The energy sector has a pivotal role in the global economy but is faced with various challenges including cybersecurity. This is why establishing and maintaining a robust security infrastructure can play an important part to help ensure reliable supplies from extraction to delivery to consumers.
The energy sector is a key focus area for Cisco and over the years we have built a trusted reputation among many stakeholders in the industry. Our experienced teams and experts work closely with our customers to map out their needs and develop solutions. In a recent blog post, we outlined the primary principles for secure energy industry operations and how Cisco can help.
These are:
Visibility of Asset Posture and Activity
Acquisitions within the energy industry are a common practice and often see companies having to manage a very diverse range of assets such as pipelines, plants, and production facilities. This in turn results in a broad array of different control systems, instrumentation, and communication resources. Keeping an updated inventory of all assets and their security vulnerabilities is nearly impossible. Unfortunately, such an incomplete view of assets and security measures can leave companies at risk of undetected serious attacks by bad actors. Therefore, it is essential that asset inventory and visibility is maintained.
Cisco can support energy companies with strong cyber risk mitigation. This is an area where most money is spent by companies in the sector, including firewalls, endpoint security, malware detection, behaviour analytics, and many other tools. With so many different mitigation tools now available it is important for companies to select the best solutions to meet their needs.
A Response Plan
Governments and industry watchdogs have implemented far stronger regulations around reporting security incidents. As a result, more people within the industry are aware of how common such security breaches are. It is essential that companies develop a response plan that contains a strategy for identifying which experts will get called in to assess damage and restore operations following a security breach. An effective plan will also highlight a methodology for communication, reporting, and other post incident action items.
Visibility at the Edge
The last few years have seen Cisco deploy its integrated capabilities into the operations of heavy industry. We also employ tools that address OT visibility, risk mitigation, and incident response.
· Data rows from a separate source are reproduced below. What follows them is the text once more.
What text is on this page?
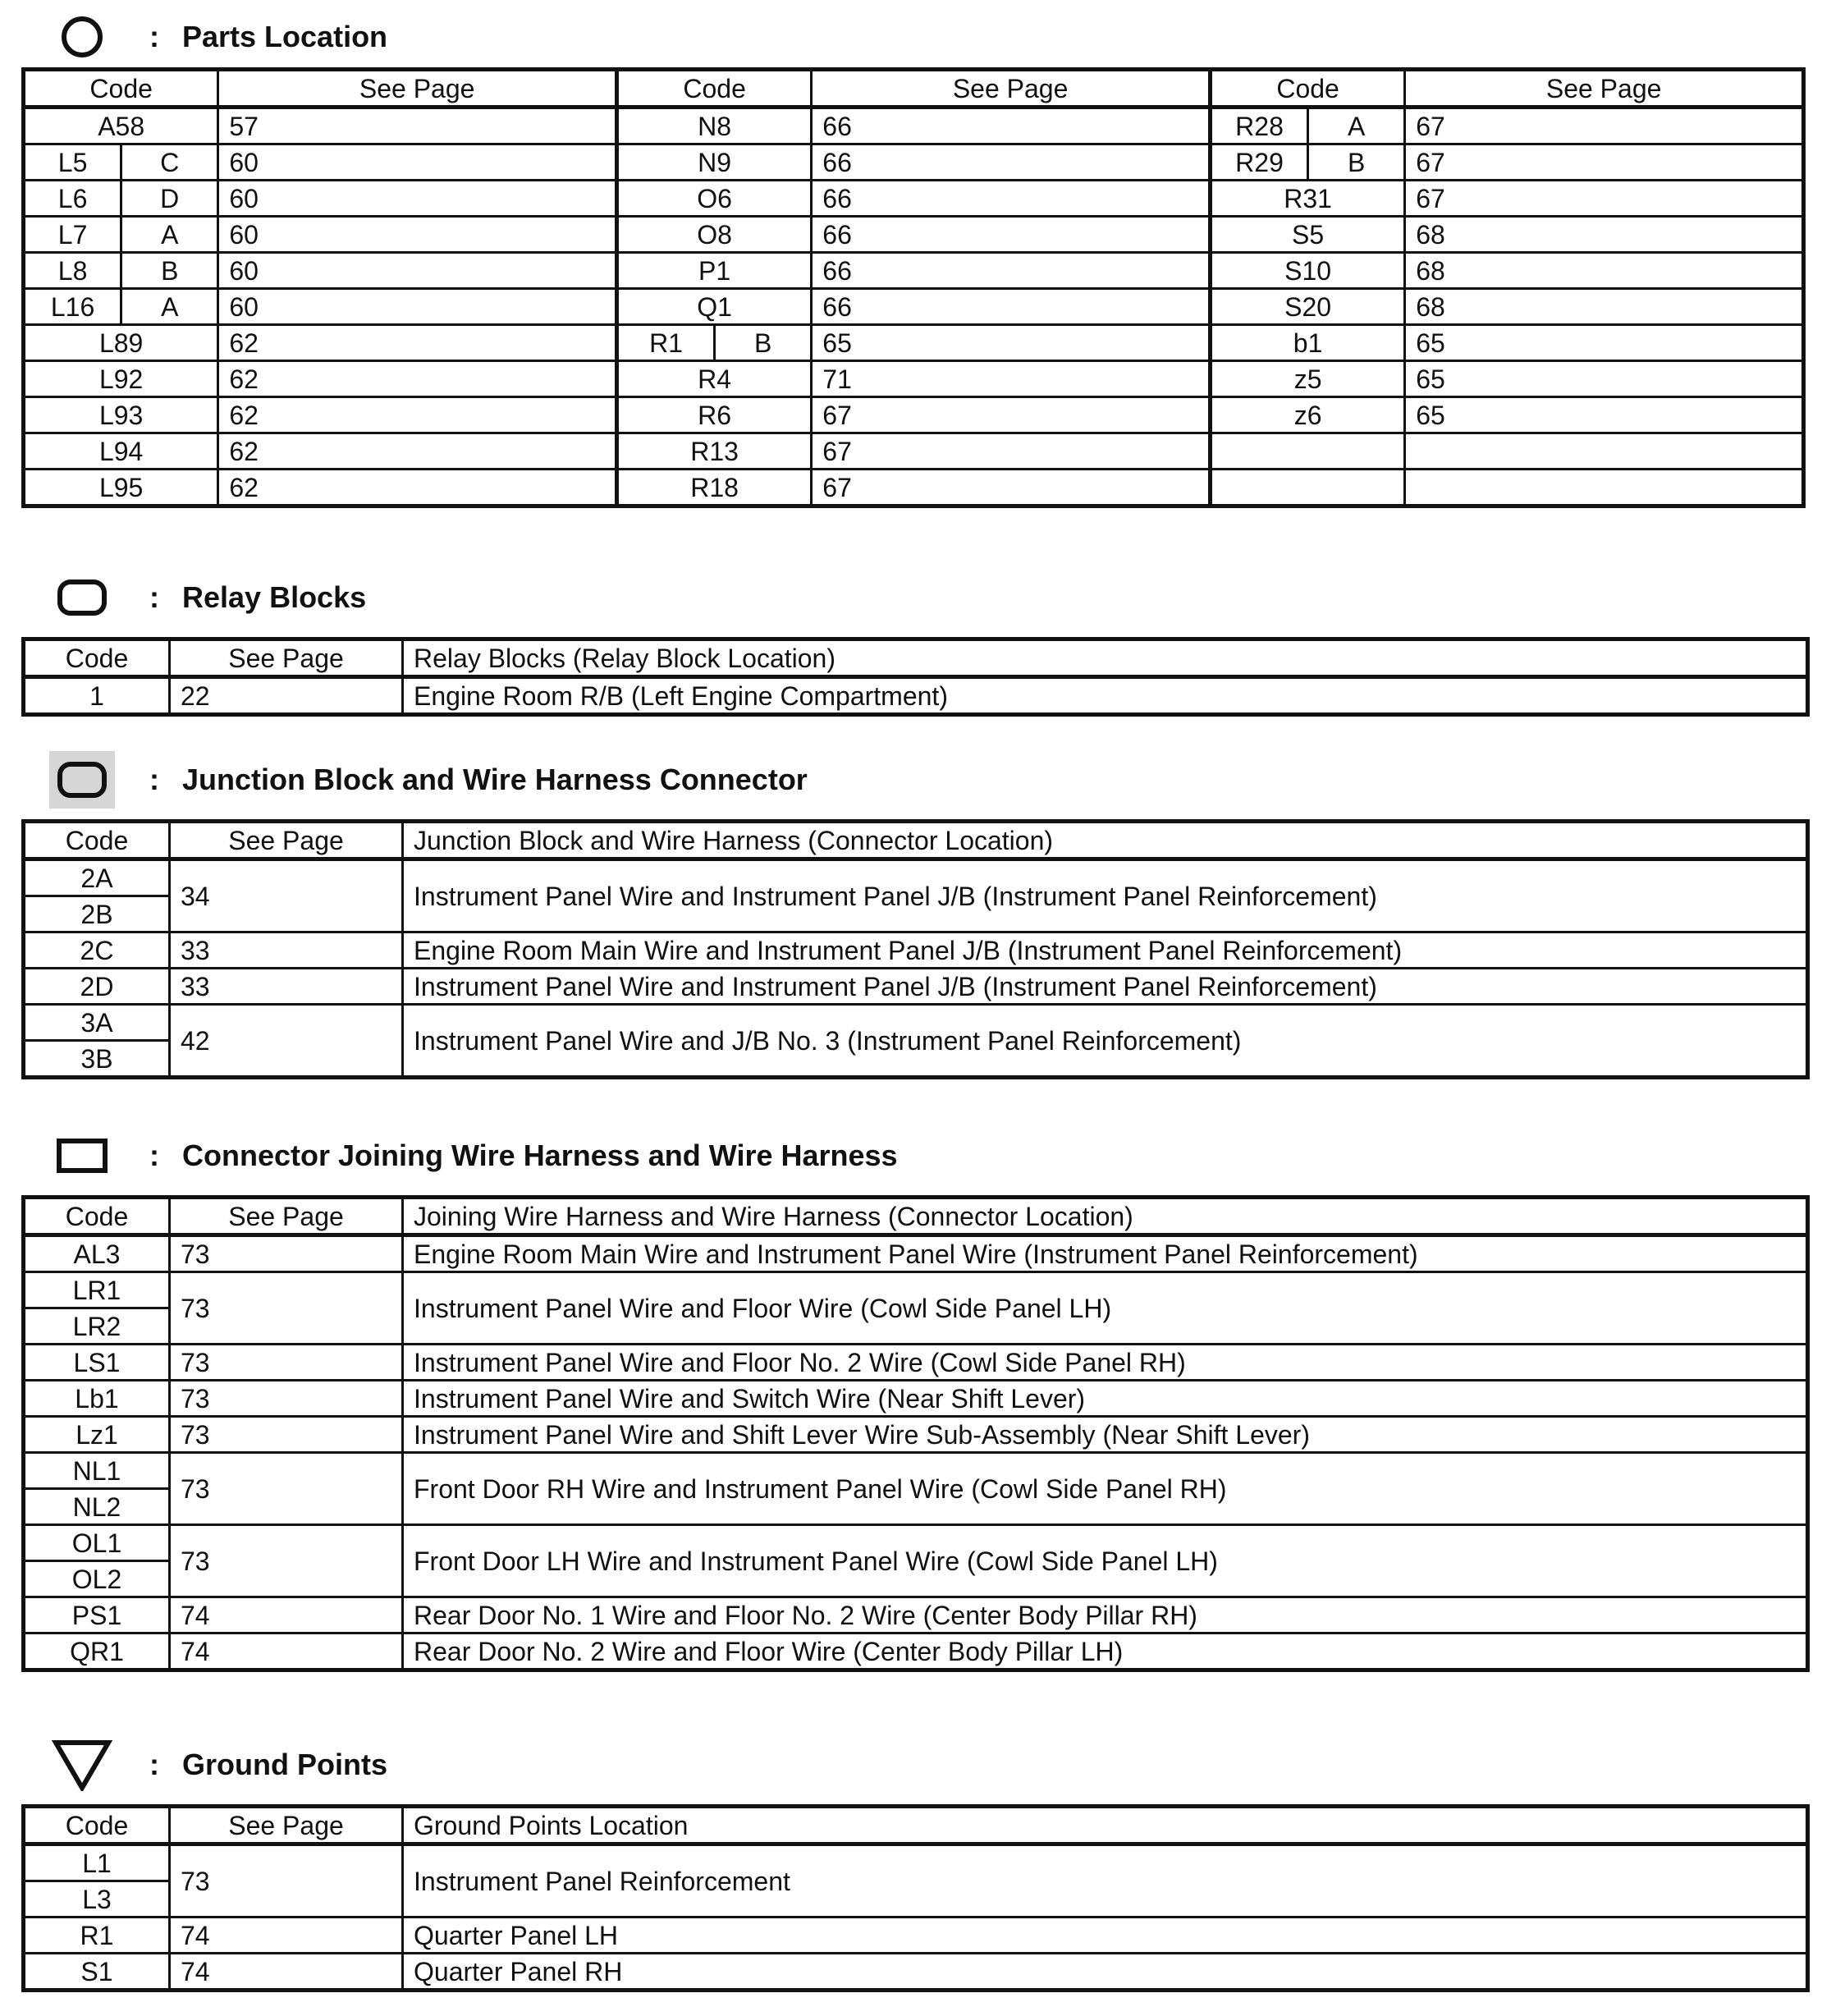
: Parts Location
Code		See Page	Code		See Page	Code		See Page
A58		57	N8		66	R28	A	67
L5	C	60	N9		66	R29	B	67
L6	D	60	O6		66	R31		67
L7	A	60	O8		66	S5		68
L8	B	60	P1		66	S10		68
L16	A	60	Q1		66	S20		68
L89		62	R1	B	65	b1		65
L92		62	R4		71	z5		65
L93		62	R6		67	z6		65
L94		62	R13		67			
L95		62	R18		67			
: Relay Blocks
Code	See Page	Relay Blocks (Relay Block Location)
1	22	Engine Room R/B (Left Engine Compartment)
: Junction Block and Wire Harness Connector
Code	See Page	Junction Block and Wire Harness (Connector Location)
2A	34	Instrument Panel Wire and Instrument Panel J/B (Instrument Panel Reinforcement)
2B		
2C	33	Engine Room Main Wire and Instrument Panel J/B (Instrument Panel Reinforcement)
2D	33	Instrument Panel Wire and Instrument Panel J/B (Instrument Panel Reinforcement)
3A	42	Instrument Panel Wire and J/B No. 3 (Instrument Panel Reinforcement)
3B		
: Connector Joining Wire Harness and Wire Harness
Code	See Page	Joining Wire Harness and Wire Harness (Connector Location)
AL3	73	Engine Room Main Wire and Instrument Panel Wire (Instrument Panel Reinforcement)
LR1	73	Instrument Panel Wire and Floor Wire (Cowl Side Panel LH)
LR2		
LS1	73	Instrument Panel Wire and Floor No. 2 Wire (Cowl Side Panel RH)
Lb1	73	Instrument Panel Wire and Switch Wire (Near Shift Lever)
Lz1	73	Instrument Panel Wire and Shift Lever Wire Sub-Assembly (Near Shift Lever)
NL1	73	Front Door RH Wire and Instrument Panel Wire (Cowl Side Panel RH)
NL2		
OL1	73	Front Door LH Wire and Instrument Panel Wire (Cowl Side Panel LH)
OL2		
PS1	74	Rear Door No. 1 Wire and Floor No. 2 Wire (Center Body Pillar RH)
QR1	74	Rear Door No. 2 Wire and Floor Wire (Center Body Pillar LH)
: Ground Points
Code	See Page	Ground Points Location
L1	73	Instrument Panel Reinforcement
L3		
R1	74	Quarter Panel LH
S1	74	Quarter Panel RH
The most significant challenge to implementing better asset visibility solutions has been the high cost of installing software at the edge to analyse local behaviour. We now integrated this capability into the network infrastructure enabling one device to provide data switching and routing, as well as an agent to report on asset conditions and behaviour. This not only simplifies deployment but also reduces the cost of a parallel infrastructure.
Systematic risk mitigation
The process of systematic risk mitigation requires careful assessment of communication flows that are most critical to the operation. Risk can be introduced along any part of the flow including devices and operators themselves. At Cisco, we provide a wide range of tools that can help assess and mitigate risks and can assist with designing an optimal security framework and operation.
With a good response plan in place, teams and tools can be ready at a moment’s notice to respond to a crisis. This is made possible by response tools that are already integrated into the visibility and mitigation tools, so security operations personnel are not learning new systems in a time of emergency.
With decades of experience in the energy sector, Cisco has been at the forefront of developing innovative and effective solutions for the most common risk areas the industry experiences. From IT to OT, Cisco employs an industry-leading, integrated approach to securely protect assets.